The two actors starred alongside Steve Guttenberg in the 1987 comedy about three bachelors living in New York City trying to figure out how to raise a baby girl that had been dropped off outside their apartment. The baby, named Mary, had been left with a note saying Danson's character, Jack, was the father.

For decades, rumors have persisted that a boy had died in the loft that the three characters lived in—and a ghost has haunted it ever since. This is because the figure of what looks like a boy can be seen standing between the sheer curtains in a scene between Jack and his mother.

However, Danson and Selleck put this theory to rest during an episode of the Where Everybody Knows Your Name podcast titled Tom Selleck Kicked Ted Danson's Ass In Magnum P.I.

Newsweek emailed spokespeople for Danson and Selleck for comment on Wednesday.

Ted Danson and Tom Selleck, right. The two men discussed their film Three Men and a Baby during a podcast, and debunked the urban myth about a dead boy in the attic. Ted Danson and Tom Selleck, right. The two men discussed their film Three Men and a Baby during a podcast, and debunked the urban myth about a dead boy in the attic. Jeff Kravitz/Gary Gershoff/FilmMagic/WireImage

"You must get this a lot, I get it a little, but what—the ghost thing—have you been asked that everywhere you go?" Selleck asked, to which Danson said the theory "just got crazy."

"Used to be [asked a lot] yeah, and I'll have to admit, when you go back and you look at it, you get chills, it's a little spooky," the Cheers actor said.

Selleck agreed, adding: "Well you were playing, as I recall, a vain actor—I don't know where they got that concept for an actor—I think you had posters of yourself all over."
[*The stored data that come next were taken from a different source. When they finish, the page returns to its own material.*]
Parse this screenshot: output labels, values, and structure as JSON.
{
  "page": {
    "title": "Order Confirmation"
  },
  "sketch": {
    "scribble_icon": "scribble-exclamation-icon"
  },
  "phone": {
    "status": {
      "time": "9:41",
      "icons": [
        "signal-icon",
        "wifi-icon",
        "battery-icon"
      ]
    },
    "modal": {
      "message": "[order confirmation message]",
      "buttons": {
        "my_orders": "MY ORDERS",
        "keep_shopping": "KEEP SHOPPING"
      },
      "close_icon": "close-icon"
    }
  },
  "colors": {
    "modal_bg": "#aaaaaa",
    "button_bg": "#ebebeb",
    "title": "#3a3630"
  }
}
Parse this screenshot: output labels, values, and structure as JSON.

"Cutouts, also life-size cutouts or short cutouts of me in my commercials. And there was one that was about you know six, seven-year-old boy size," Danson said.
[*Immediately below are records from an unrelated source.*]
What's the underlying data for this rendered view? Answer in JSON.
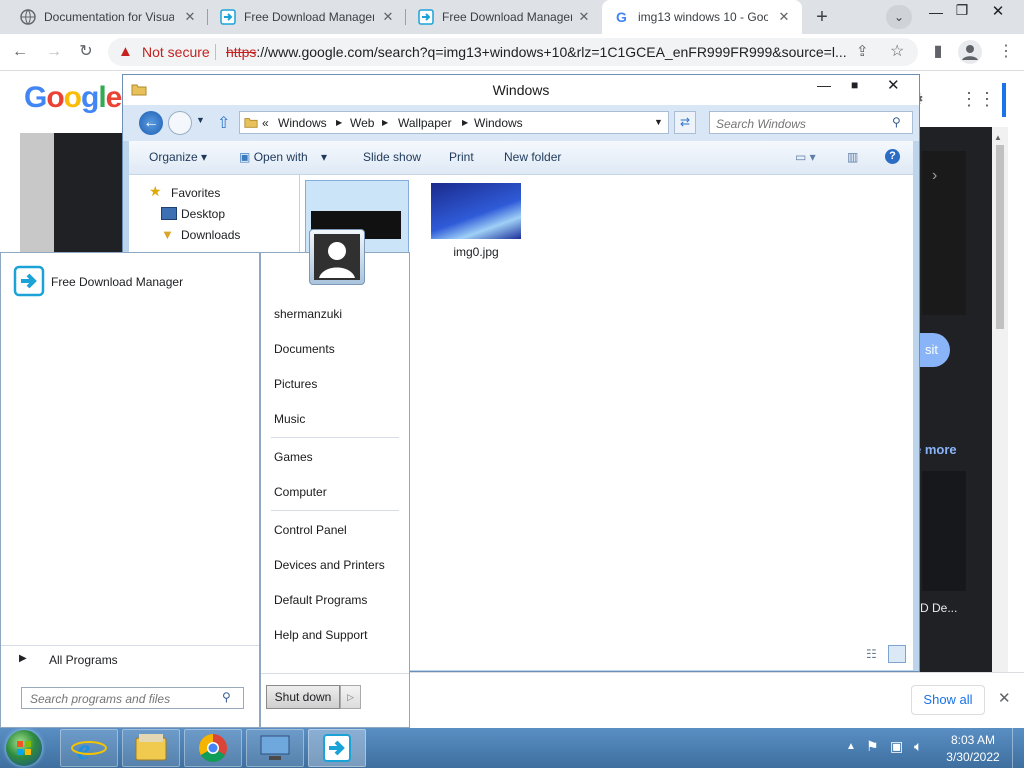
{
  "browser": {
    "tabs": [
      {
        "title": "Documentation for Visua",
        "icon": "globe-icon"
      },
      {
        "title": "Free Download Manager",
        "icon": "fdm-icon"
      },
      {
        "title": "Free Download Manager",
        "icon": "fdm-icon"
      },
      {
        "title": "img13 windows 10 - Goo",
        "icon": "google-icon"
      }
    ],
    "security_label": "Not secure",
    "url_scheme": "https",
    "url_rest": "://www.google.com/search?q=img13+windows+10&rlz=1C1GCEA_enFR999FR999&source=l...",
    "google_logo": "Google",
    "partial_visit": "sit",
    "partial_more": "e more",
    "partial_caption": "D De...",
    "show_all": "Show all"
  },
  "explorer": {
    "title": "Windows",
    "breadcrumb": [
      "«",
      "Windows",
      "Web",
      "Wallpaper",
      "Windows"
    ],
    "search_placeholder": "Search Windows",
    "commands": [
      "Organize",
      "Open with",
      "Slide show",
      "Print",
      "New folder"
    ],
    "nav": {
      "favorites": "Favorites",
      "items": [
        "Desktop",
        "Downloads"
      ]
    },
    "files": [
      {
        "name": "img0.jpg"
      }
    ]
  },
  "start_menu": {
    "pinned": [
      {
        "label": "Free Download Manager"
      }
    ],
    "all_programs": "All Programs",
    "search_placeholder": "Search programs and files",
    "right_items": [
      "shermanzuki",
      "Documents",
      "Pictures",
      "Music",
      "Games",
      "Computer",
      "Control Panel",
      "Devices and Printers",
      "Default Programs",
      "Help and Support"
    ],
    "shutdown": "Shut down"
  },
  "taskbar": {
    "apps": [
      "internet-explorer-icon",
      "file-explorer-icon",
      "chrome-icon",
      "network-icon",
      "fdm-icon"
    ],
    "time": "8:03 AM",
    "date": "3/30/2022"
  },
  "colors": {
    "chrome_tab_strip": "#dee1e6",
    "not_secure_red": "#c5221f",
    "google_blue": "#4285f4",
    "taskbar_blue": "#4a7fb3",
    "start_menu_border": "#8fa7c1"
  }
}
While Selleck said it was "great" he also acknowledged that it was "very scary," before wondering who came up with the idea.
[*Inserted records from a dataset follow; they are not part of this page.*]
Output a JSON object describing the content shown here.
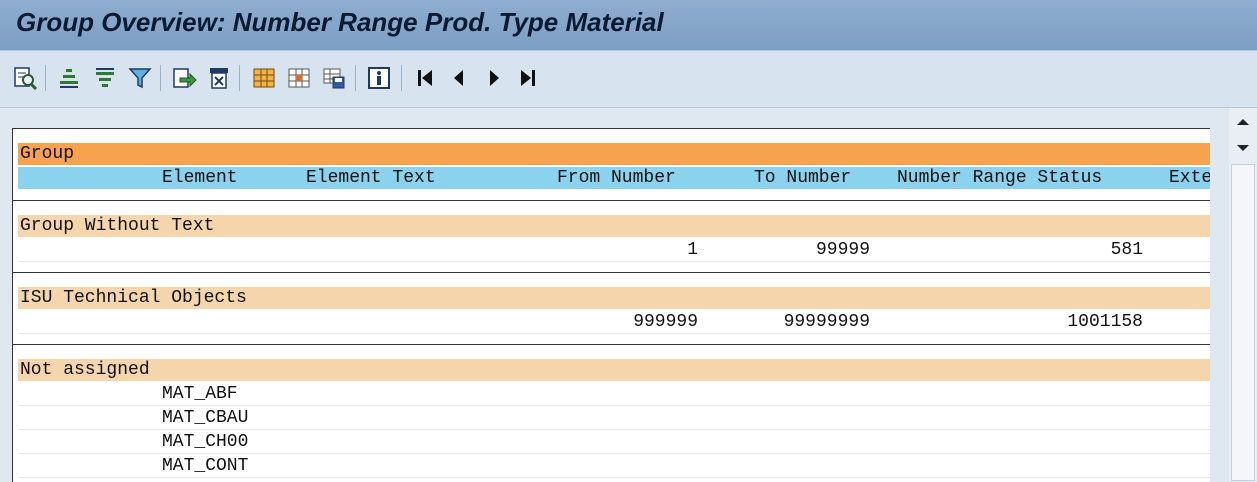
{
  "window": {
    "title": "Group Overview: Number Range Prod. Type Material"
  },
  "toolbar": {
    "icons": [
      "details-icon",
      "sort-ascending-icon",
      "sort-descending-icon",
      "filter-icon",
      "export-icon",
      "print-icon",
      "layout-icon",
      "change-layout-icon",
      "save-layout-icon",
      "info-icon",
      "first-page-icon",
      "previous-page-icon",
      "next-page-icon",
      "last-page-icon"
    ]
  },
  "table": {
    "group_label": "Group",
    "columns": {
      "element": "Element",
      "element_text": "Element Text",
      "from_number": "From Number",
      "to_number": "To Number",
      "number_range_status": "Number Range Status",
      "external": "Exte"
    },
    "groups": [
      {
        "name": "Group Without Text",
        "from": "1",
        "to": "99999",
        "status": "581"
      },
      {
        "name": "ISU Technical Objects",
        "from": "999999",
        "to": "99999999",
        "status": "1001158"
      },
      {
        "name": "Not assigned",
        "elements": [
          "MAT_ABF",
          "MAT_CBAU",
          "MAT_CH00",
          "MAT_CONT"
        ]
      }
    ]
  },
  "colors": {
    "group_header": "#f6a24f",
    "column_header": "#8ad2ee",
    "group_row": "#f5d6ac",
    "title_bar": "#8eadcf"
  }
}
Danson dashed people's hopes that this urban legend was true even further when he revealed that they shot the scene on a sound stage, not in a New York apartment.

"We shot in Toronto, which is another reason why some kid didn't die in this building in New York because we shot it—because it was on a sound stage," he said.

Selleck previously addressed the urban legend during a February 2017 appearance on The Tonight Show Starring Jimmy Fallon. He confirmed that the ghost boy in question was actually a cardboard cutout of Danson dressed in a top hat and tails

"This was a big deal for video sales and all, and maybe Disney made it up—'cause the story was that this kid died in the house where we shot the movie, this little boy," Selleck said.

"Well, we shot on a soundstage, they built a set and all … I saw it, and it looks a little spooky but the story is ridiculous."

Fallon then explained that after speaking to Disney, who distributed the film, he learned that the story surrounding the cardboard cutout was from a deleted scene.

"I think it is ghost boy and actually, I'm going to call Ted and Steve because I think we participate in video sales, it's a ghost," Selleck joked.

Newsweek emailed a spokesperson for Disney for comment on Wednesday.